Değerli arkadaşlar, çok açıklıkla söyleyeyim, bugün, daha doğrusu, saat itibarıyla dün 14 Şubattı. Yani insanlar birbirlerine sevgilerini sunacaklar, sevgilerini gösterecekler ailelerine, eşlerine, çocuklarına. Türkiye'yi öyle bir duruma getirdiniz, öyle bir böldünüz ki sizin sayenizde bazıları çocuklarına bu sevgiyi, bu düşkünlüğü ziyadesiyle gösterebiliyorlar. Oturuyorlar gemicikler alıyorlar, görmezden geliyorsunuz. Pırlanta dükkânları açıyorlar, görmezden geliyorsunuz. Arsalar kotarıyorlar, görmezden geliyorsunuz. Komisyonlar kotarıyorlar, görmezden geliyorsunuz. Diğer bazı çocuklara da dün olduğu gibi, Gezi Parkı'nda olduğu gibi biber gazı, cop, dayak, boyalı su.
Şimdi, bu ayrımcılık yetmedi, bu başkalarının çocuklarıyla bizimkilerin çocukları arasındaki ayrımcılık yetmedi, artık açıkça yasa yapıyorsunuz, yasalar yapıyorsunuz kurtarmak için.

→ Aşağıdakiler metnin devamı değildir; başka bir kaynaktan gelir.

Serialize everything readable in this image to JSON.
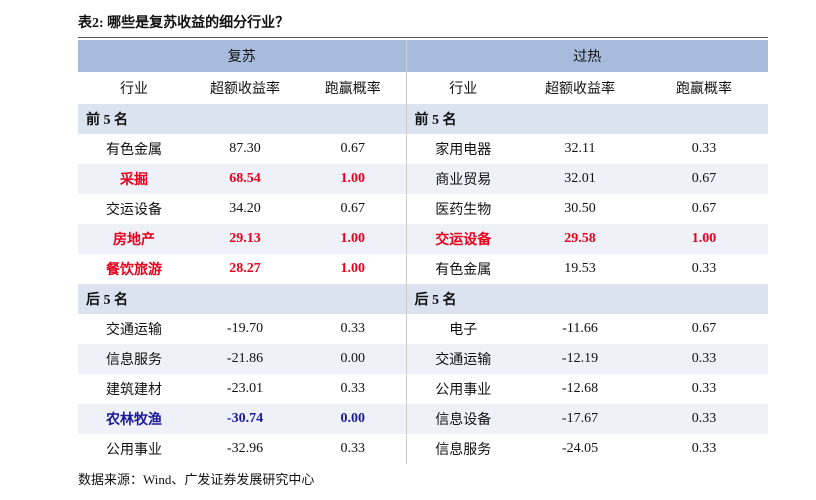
{
  "header": {
    "title": "表2:  哪些是复苏收益的细分行业？"
  },
  "table": {
    "groups": [
      "复苏",
      "过热"
    ],
    "columns": [
      "行业",
      "超额收益率",
      "跑赢概率",
      "行业",
      "超额收益率",
      "跑赢概率"
    ],
    "sections": [
      {
        "labels": [
          "前 5 名",
          "前 5 名"
        ],
        "rows": [
          {
            "left": [
              "有色金属",
              "87.30",
              "0.67"
            ],
            "right": [
              "家用电器",
              "32.11",
              "0.33"
            ]
          },
          {
            "left": [
              "采掘",
              "68.54",
              "1.00"
            ],
            "left_color": "#e8001c",
            "right": [
              "商业贸易",
              "32.01",
              "0.67"
            ]
          },
          {
            "left": [
              "交运设备",
              "34.20",
              "0.67"
            ],
            "right": [
              "医药生物",
              "30.50",
              "0.67"
            ]
          },
          {
            "left": [
              "房地产",
              "29.13",
              "1.00"
            ],
            "left_color": "#e8001c",
            "right": [
              "交运设备",
              "29.58",
              "1.00"
            ],
            "right_color": "#e8001c"
          },
          {
            "left": [
              "餐饮旅游",
              "28.27",
              "1.00"
            ],
            "left_color": "#e8001c",
            "right": [
              "有色金属",
              "19.53",
              "0.33"
            ]
          }
        ]
      },
      {
        "labels": [
          "后 5 名",
          "后 5 名"
        ],
        "rows": [
          {
            "left": [
              "交通运输",
              "-19.70",
              "0.33"
            ],
            "right": [
              "电子",
              "-11.66",
              "0.67"
            ]
          },
          {
            "left": [
              "信息服务",
              "-21.86",
              "0.00"
            ],
            "right": [
              "交通运输",
              "-12.19",
              "0.33"
            ]
          },
          {
            "left": [
              "建筑建材",
              "-23.01",
              "0.33"
            ],
            "right": [
              "公用事业",
              "-12.68",
              "0.33"
            ]
          },
          {
            "left": [
              "农林牧渔",
              "-30.74",
              "0.00"
            ],
            "left_color": "#1a1a9a",
            "right": [
              "信息设备",
              "-17.67",
              "0.33"
            ]
          },
          {
            "left": [
              "公用事业",
              "-32.96",
              "0.33"
            ],
            "right": [
              "信息服务",
              "-24.05",
              "0.33"
            ]
          }
        ]
      }
    ]
  },
  "footer": {
    "source": "数据来源：Wind、广发证券发展研究中心"
  }
}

Dün hep beraber komisyonda gördük değerli arkadaşlar, hepiniz de biliyorsunuz. Hepiniz de biliyorsunuz. Reza Zarrabları kurtarmak için, bakan çocuklarını kurtarmak için, Bilal'i kurtarmak için, ayakkabı kutularını kurtarmak için dün delilleri yok etme kanununu komisyonda kabul ettiniz, açık açık. Bugün de bir kez daha onları kurtaracak hâkimleri oluşturabilme kanununu yapmaya çalışıyorsunuz. Sizler farkındasınız, ama farkında olmayı bile kabul etmek istemiyorsunuz.
Sizlere bu konuda söyleyebileceğim son bir şey var, lütfen diyorum, tekrar, görmezden gelmeyin, hepsi bizim çocuklarımız. Birini ziyadesiyle sev, birine de biber gazını reva gör! Ama ne olursa olsun, Sayın Başbakan ne dedi geçen gün? "Ben arkadaşımı yedirtmem." dedi. Biz de bir şeye söz verdik, o nasıl yedirtmeyecekse biz de bu ülkeyi soydurtmayacağız. (CHP sıralarından alkışlar) Biz de bu ülkeyi soyanların milletin anasına küfretmesine izin vermeyeceğiz. Analarına küfrettirmeyeceğiz.
Hepinize saygılar efendim. (CHP sıralarından alkışlar)
MEHMET ERDOĞAN (Gaziantep) - Sarıgül'ün dosyasını da temizleyecek misiniz?
BEDİİ SÜHEYL BATUM (Devamla) - Olabilir, siz de bakın!